St. John Bosco, Centennial meet in a battle of multifaceted offenses
St. John Bosco running back Sean McGrew, right, carries the ball past Long Beach Poly's James Brooks Jr. during the Braves' division semifinal victory last season. (Cheryl A. Guerrero / Los Angeles Times)

It's high school football championship week in Southern California, with 16 championship games scheduled for Friday and Saturday.

The festivities begin Monday when the Southern Section holds a luncheon in Long Beach honoring each of its 26 finalists. USC Coach Steve Sarkisian will be the guest speaker. He better be careful not to say anything to rile up St. John Bosco quarterback Josh Rosen, who begins the winter quarter at UCLA on Jan. 2. Of course, future Trojans quarterback Sam Darnold of San Clemente will be there too, so let the one-liners fly.

The most notable story line this week shows again that to make it to a final, teams can't be one dimensional. Being able to pass or run when needed is the secret to success.

"It wears down the defense, it chews up the clock, and it gives the best opportunity to win," said Corona Centennial Coach Matt Logan on running the ball.


The matchup between Centennial (11-2) and St. John Bosco (12-1) — dynamic teams with offenses that can score at a moment's notice in a variety of ways — in Saturday's Pac-5 Division final at Angel Stadium should produce as much excitement as a Mike Trout home run.

The last time these teams played, St. John Bosco won, 70-49, in a state bowl game last year. Logan remembers seeing the back of Sean McGrew's jersey. The running back torched the Huskies for 367 yards rushing and seven touchdowns.
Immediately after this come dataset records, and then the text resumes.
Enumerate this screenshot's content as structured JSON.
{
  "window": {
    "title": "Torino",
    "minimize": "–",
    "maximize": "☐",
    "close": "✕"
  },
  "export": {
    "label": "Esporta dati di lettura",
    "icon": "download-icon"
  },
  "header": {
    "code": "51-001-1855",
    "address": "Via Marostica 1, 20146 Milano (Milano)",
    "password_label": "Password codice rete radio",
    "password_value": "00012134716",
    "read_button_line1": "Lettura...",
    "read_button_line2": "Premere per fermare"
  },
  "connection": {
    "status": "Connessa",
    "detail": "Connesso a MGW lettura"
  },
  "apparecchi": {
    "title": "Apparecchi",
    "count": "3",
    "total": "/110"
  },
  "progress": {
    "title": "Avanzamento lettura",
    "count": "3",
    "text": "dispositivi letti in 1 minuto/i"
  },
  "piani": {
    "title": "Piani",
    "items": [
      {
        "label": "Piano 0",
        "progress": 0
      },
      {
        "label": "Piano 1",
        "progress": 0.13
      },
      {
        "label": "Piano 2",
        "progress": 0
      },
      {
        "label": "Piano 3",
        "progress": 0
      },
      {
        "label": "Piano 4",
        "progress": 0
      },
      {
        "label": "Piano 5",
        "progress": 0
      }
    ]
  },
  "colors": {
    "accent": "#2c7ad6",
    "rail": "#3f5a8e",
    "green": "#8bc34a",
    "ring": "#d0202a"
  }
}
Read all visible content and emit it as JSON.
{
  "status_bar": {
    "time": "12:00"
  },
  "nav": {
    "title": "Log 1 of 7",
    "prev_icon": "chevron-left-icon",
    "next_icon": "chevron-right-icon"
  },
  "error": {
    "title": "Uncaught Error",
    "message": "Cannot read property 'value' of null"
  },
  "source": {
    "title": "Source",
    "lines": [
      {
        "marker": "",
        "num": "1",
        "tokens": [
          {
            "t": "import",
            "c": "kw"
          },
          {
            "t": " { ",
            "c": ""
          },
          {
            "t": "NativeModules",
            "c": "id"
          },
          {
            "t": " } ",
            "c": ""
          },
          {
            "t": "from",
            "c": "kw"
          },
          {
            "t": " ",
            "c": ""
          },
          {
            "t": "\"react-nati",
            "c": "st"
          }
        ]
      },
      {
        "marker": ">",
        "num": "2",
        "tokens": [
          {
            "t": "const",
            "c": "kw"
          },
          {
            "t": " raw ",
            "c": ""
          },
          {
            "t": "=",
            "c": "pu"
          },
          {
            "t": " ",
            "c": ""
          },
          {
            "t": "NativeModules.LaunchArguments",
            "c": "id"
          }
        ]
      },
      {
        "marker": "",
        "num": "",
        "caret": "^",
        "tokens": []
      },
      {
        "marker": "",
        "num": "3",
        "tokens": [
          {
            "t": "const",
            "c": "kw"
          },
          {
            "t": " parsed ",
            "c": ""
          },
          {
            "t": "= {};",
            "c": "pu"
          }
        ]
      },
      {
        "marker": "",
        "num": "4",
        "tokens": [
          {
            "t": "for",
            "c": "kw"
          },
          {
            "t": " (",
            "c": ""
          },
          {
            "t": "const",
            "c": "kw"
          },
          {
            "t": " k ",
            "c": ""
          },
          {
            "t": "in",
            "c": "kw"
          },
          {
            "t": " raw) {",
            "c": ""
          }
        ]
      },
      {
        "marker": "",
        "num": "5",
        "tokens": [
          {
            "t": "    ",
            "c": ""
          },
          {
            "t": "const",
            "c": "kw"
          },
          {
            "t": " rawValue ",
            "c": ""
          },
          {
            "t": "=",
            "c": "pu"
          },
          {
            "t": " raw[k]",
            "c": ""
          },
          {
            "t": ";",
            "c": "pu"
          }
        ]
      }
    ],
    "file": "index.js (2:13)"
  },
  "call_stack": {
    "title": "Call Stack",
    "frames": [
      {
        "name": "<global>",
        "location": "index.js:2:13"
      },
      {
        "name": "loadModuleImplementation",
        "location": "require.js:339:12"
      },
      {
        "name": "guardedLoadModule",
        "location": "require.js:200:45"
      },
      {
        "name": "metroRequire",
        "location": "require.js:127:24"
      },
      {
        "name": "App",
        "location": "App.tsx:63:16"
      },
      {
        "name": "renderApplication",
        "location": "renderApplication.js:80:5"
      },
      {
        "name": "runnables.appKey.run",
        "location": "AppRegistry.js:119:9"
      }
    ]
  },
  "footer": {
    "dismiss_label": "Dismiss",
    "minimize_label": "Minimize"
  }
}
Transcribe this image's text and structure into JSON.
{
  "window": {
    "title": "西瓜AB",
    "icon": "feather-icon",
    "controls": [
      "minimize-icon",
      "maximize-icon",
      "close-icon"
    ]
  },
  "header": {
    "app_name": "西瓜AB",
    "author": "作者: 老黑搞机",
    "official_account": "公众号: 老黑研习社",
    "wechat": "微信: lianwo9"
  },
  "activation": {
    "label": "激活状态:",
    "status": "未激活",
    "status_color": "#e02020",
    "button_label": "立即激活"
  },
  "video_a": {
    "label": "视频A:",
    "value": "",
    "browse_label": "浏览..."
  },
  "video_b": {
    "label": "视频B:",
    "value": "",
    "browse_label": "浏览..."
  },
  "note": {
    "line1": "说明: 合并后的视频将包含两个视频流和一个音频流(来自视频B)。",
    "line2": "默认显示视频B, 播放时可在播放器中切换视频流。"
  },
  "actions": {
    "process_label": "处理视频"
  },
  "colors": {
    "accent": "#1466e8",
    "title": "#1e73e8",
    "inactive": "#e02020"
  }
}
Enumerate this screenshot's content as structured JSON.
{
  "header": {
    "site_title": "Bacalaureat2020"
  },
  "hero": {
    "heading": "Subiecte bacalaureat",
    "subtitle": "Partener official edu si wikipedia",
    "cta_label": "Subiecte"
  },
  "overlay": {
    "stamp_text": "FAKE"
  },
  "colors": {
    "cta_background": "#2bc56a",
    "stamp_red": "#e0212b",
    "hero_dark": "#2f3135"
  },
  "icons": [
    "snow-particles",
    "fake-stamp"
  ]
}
McGrew is back, but Centennial's defense is better.

Centennial's offense, despite losing running back JJ Taylor to an appendectomy, has plenty of weapons. Junior receiver Javon McKinley has had playoff games of 240 yards and 282 yards.

"It's definitely going to be a shootout," McGrew said.

This week shows what happens when playoff divisions and leagues are revised every four years in the Southern Section. Four schools that previously competed in the Pac-5 — Mission Viejo, Trabuco Hills, San Clemente and Newbury Park — will be playing for championships in other divisions. If they hadn't been moved, they would have had difficulty getting past St. John Bosco or Centennial.

In the City Section, for the first time, three championship games will be played on Saturday at the Coliseum.

The Division I final at 7 p.m. is a rematch between Marine League powers Narbonne (9-4) and Carson (10-3). Carson, which has the City Section's best player in Jabari Minix, beat the Gauchos, 39-35, on Halloween night.

In the Division II final at 3 p.m., Hamilton (10-3), which hasn't looked this good since the days of Warren Moon at quarterback in 1973, plays surging Sylmar (11-2), which has scored 70 and 68 points in its last two playoff games.

In the Division III final at 11 a.m., Los Angeles (11-2), a team that was 1-9 last season and hasn't won a City title in 49 years, plays Monroe (11-2), whose 5-foot-8 quarterback, Luis Dorame, has a 4.2 grade-point average and more than 3,500 yards passing. Monroe hasn't been to a final since 1971, when Guy Benjamin was its quarterback.

From Orange County to the Antelope Valley, the championship games should be filled with moments to savor.